L'agglomération va descendre dans la plaine alluviale de la Graufesenque à l'époque gallo-romaine. Du Ier au IIIe siècles après JC, un centre de production de vaisselle sigillée rassemble plus de 500 ateliers de potiers à la confluence du Tarn et de la Dourbie. Cet emplacement façonne le nom gaulois de la cité : Condatomagos, de condatos (confluent) et magos (marché). La cité s'étend peu à peu de la Graufesenque au Rajol, du Roc au Vivier, desservie par des voies romaines vers Rodez au nord, Nîmes et Narbonne au sud.

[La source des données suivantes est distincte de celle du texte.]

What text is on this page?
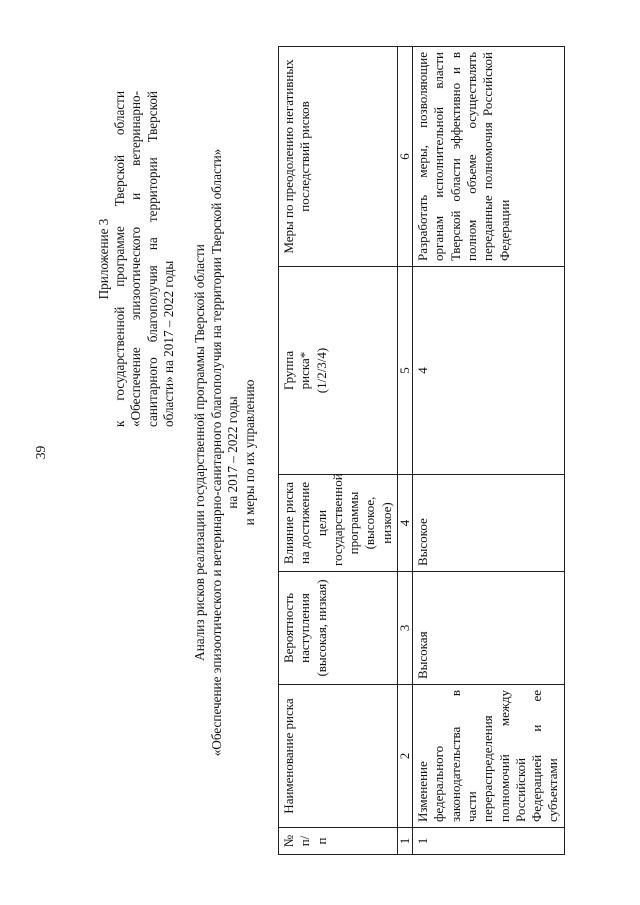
39
Приложение 3 к государственной программе Тверской области «Обеспечение эпизоотического и ветеринарно- санитарного благополучия на территории Тверской области» на 2017 – 2022 годы Анализ рисков реализации государственной программы Тверской области «Обеспечение эпизоотического и ветеринарно-санитарного благополучия на территории Тверской области» на 2017 – 2022 годы и меры по их управлению
№ п/п	Наименование риска	Вероятность наступления (высокая, низкая)	Влияние риска на достижение цели государственной программы (высокое, низкое)	Группа риска* (1/2/3/4)	Меры по преодолению негативных последствий рисков
1	2	3	4	5	6
1	Изменение федерального законодательства в части перераспределения полномочий между Российской Федерацией и ее субъектами	Высокая	Высокое	4	Разработать меры, позволяющие органам исполнительной власти Тверской области эффективно и в полном объеме осуществлять переданные полномочия Российской Федерации
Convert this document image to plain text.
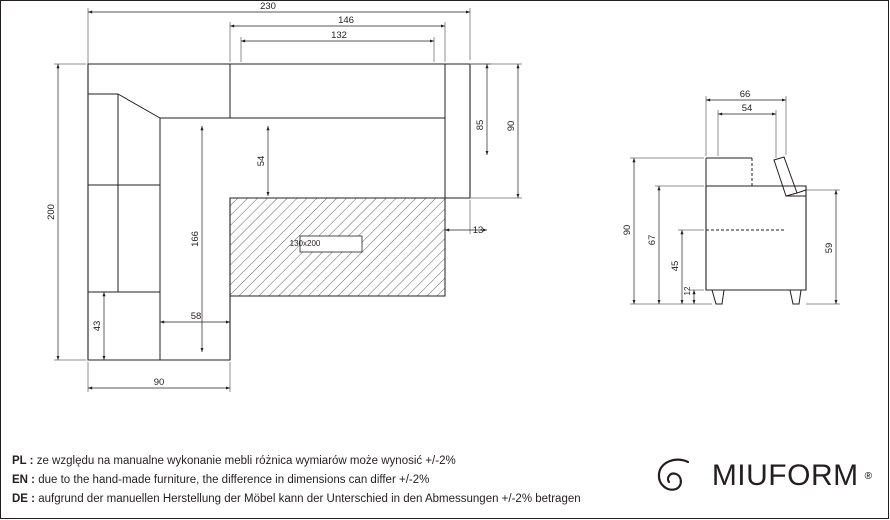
230
146
132
90
58
130x200
13
200
166
54
85 90
43
66
54
90
67
45
12
59
PL : ze względu na manualne wykonanie mebli różnica wymiarów może wynosić +/-2%
EN : due to the hand-made furniture, the difference in dimensions can differ +/-2%
DE : aufgrund der manuellen Herstellung der Möbel kann der Unterschied in den Abmessungen +/-2% betragen
MIUFORM ®
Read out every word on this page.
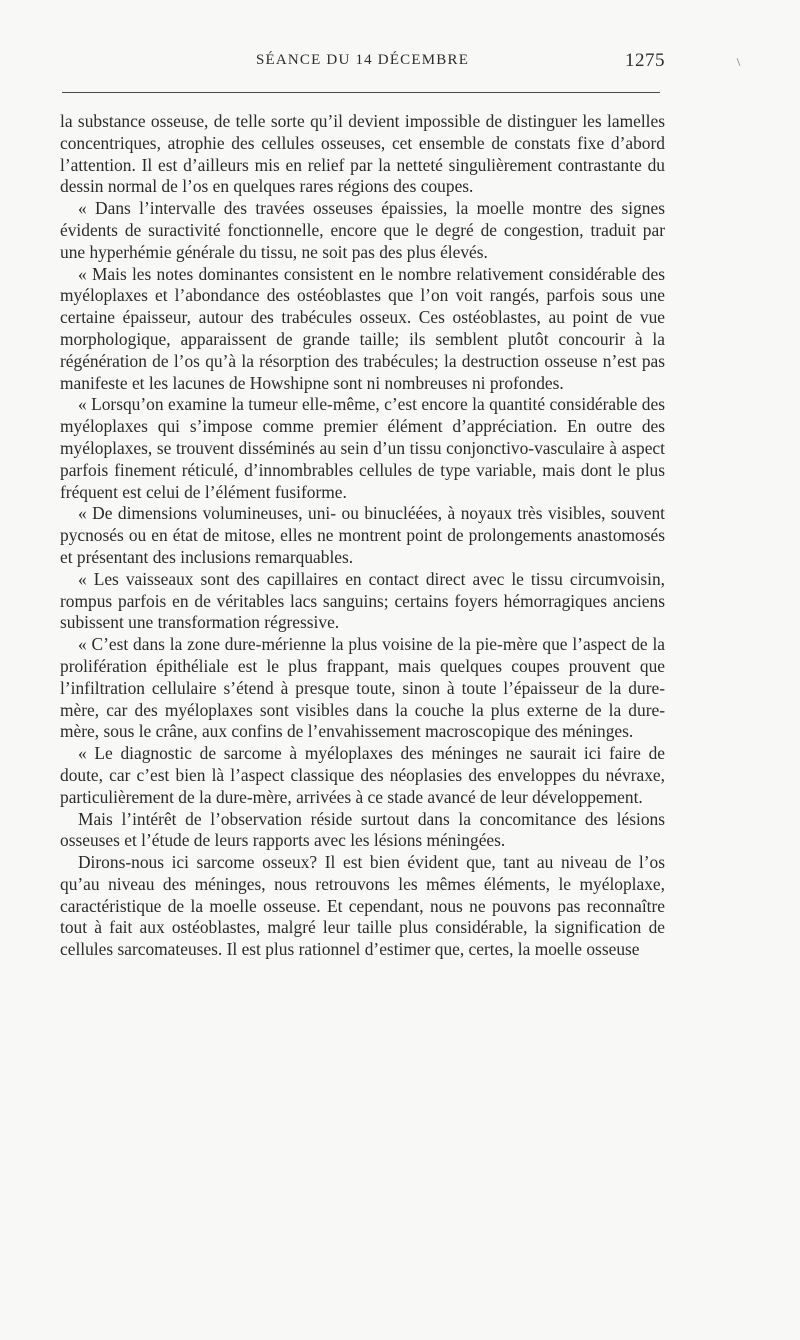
SÉANCE DU 14 DÉCEMBRE	1275

la substance osseuse, de telle sorte qu’il devient impossible de distinguer les lamelles concentriques, atrophie des cellules osseuses, cet ensemble de constats fixe d’abord l’attention. Il est d’ailleurs mis en relief par la netteté singulièrement contrastante du dessin normal de l’os en quelques rares régions des coupes.

« Dans l’intervalle des travées osseuses épaissies, la moelle montre des signes évidents de suractivité fonctionnelle, encore que le degré de congestion, traduit par une hyperhémie générale du tissu, ne soit pas des plus élevés.

« Mais les notes dominantes consistent en le nombre relativement considérable des myéloplaxes et l’abondance des ostéoblastes que l’on voit rangés, parfois sous une certaine épaisseur, autour des trabécules osseux. Ces ostéoblastes, au point de vue morphologique, apparaissent de grande taille; ils semblent plutôt concourir à la régénération de l’os qu’à la résorption des trabécules; la destruction osseuse n’est pas manifeste et les lacunes de Howshipne sont ni nombreuses ni profondes.

« Lorsqu’on examine la tumeur elle-même, c’est encore la quantité considérable des myéloplaxes qui s’impose comme premier élément d’appréciation. En outre des myéloplaxes, se trouvent disséminés au sein d’un tissu conjonctivo-vasculaire à aspect parfois finement réticulé, d’innombrables cellules de type variable, mais dont le plus fréquent est celui de l’élément fusiforme.

« De dimensions volumineuses, uni- ou binucléées, à noyaux très visibles, souvent pycnosés ou en état de mitose, elles ne montrent point de prolongements anastomosés et présentant des inclusions remarquables.

« Les vaisseaux sont des capillaires en contact direct avec le tissu circumvoisin, rompus parfois en de véritables lacs sanguins; certains foyers hémorragiques anciens subissent une transformation régressive.

« C’est dans la zone dure-mérienne la plus voisine de la pie-mère que l’aspect de la prolifération épithéliale est le plus frappant, mais quelques coupes prouvent que l’infiltration cellulaire s’étend à presque toute, sinon à toute l’épaisseur de la dure-mère, car des myéloplaxes sont visibles dans la couche la plus externe de la dure-mère, sous le crâne, aux confins de l’envahissement macroscopique des méninges.

« Le diagnostic de sarcome à myéloplaxes des méninges ne saurait ici faire de doute, car c’est bien là l’aspect classique des néoplasies des enveloppes du névraxe, particulièrement de la dure-mère, arrivées à ce stade avancé de leur développement.

Mais l’intérêt de l’observation réside surtout dans la concomitance des lésions osseuses et l’étude de leurs rapports avec les lésions méningées.

Dirons-nous ici sarcome osseux? Il est bien évident que, tant au niveau de l’os qu’au niveau des méninges, nous retrouvons les mêmes éléments, le myéloplaxe, caractéristique de la moelle osseuse. Et cependant, nous ne pouvons pas reconnaître tout à fait aux ostéoblastes, malgré leur taille plus considérable, la signification de cellules sarcomateuses. Il est plus rationnel d’estimer que, certes, la moelle osseuse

Du haut Moyen Âge, après le déclin de Condatomagos puis le passage des Goths, Vandales et Wisigoths en 407, il ne reste que peu de traces archéologiques. Les habitants ont-ils regagné l'oppidum ? L'agglomération s'est-elle dispersée en hameaux ? Entre temps, au Bas Empire, le nom de Condatomagos a cédé la place à Ameliavum, du nom d'une famille patricienne. Ameliavum deviendra Amilhau, puis Milhau, enfin Millau.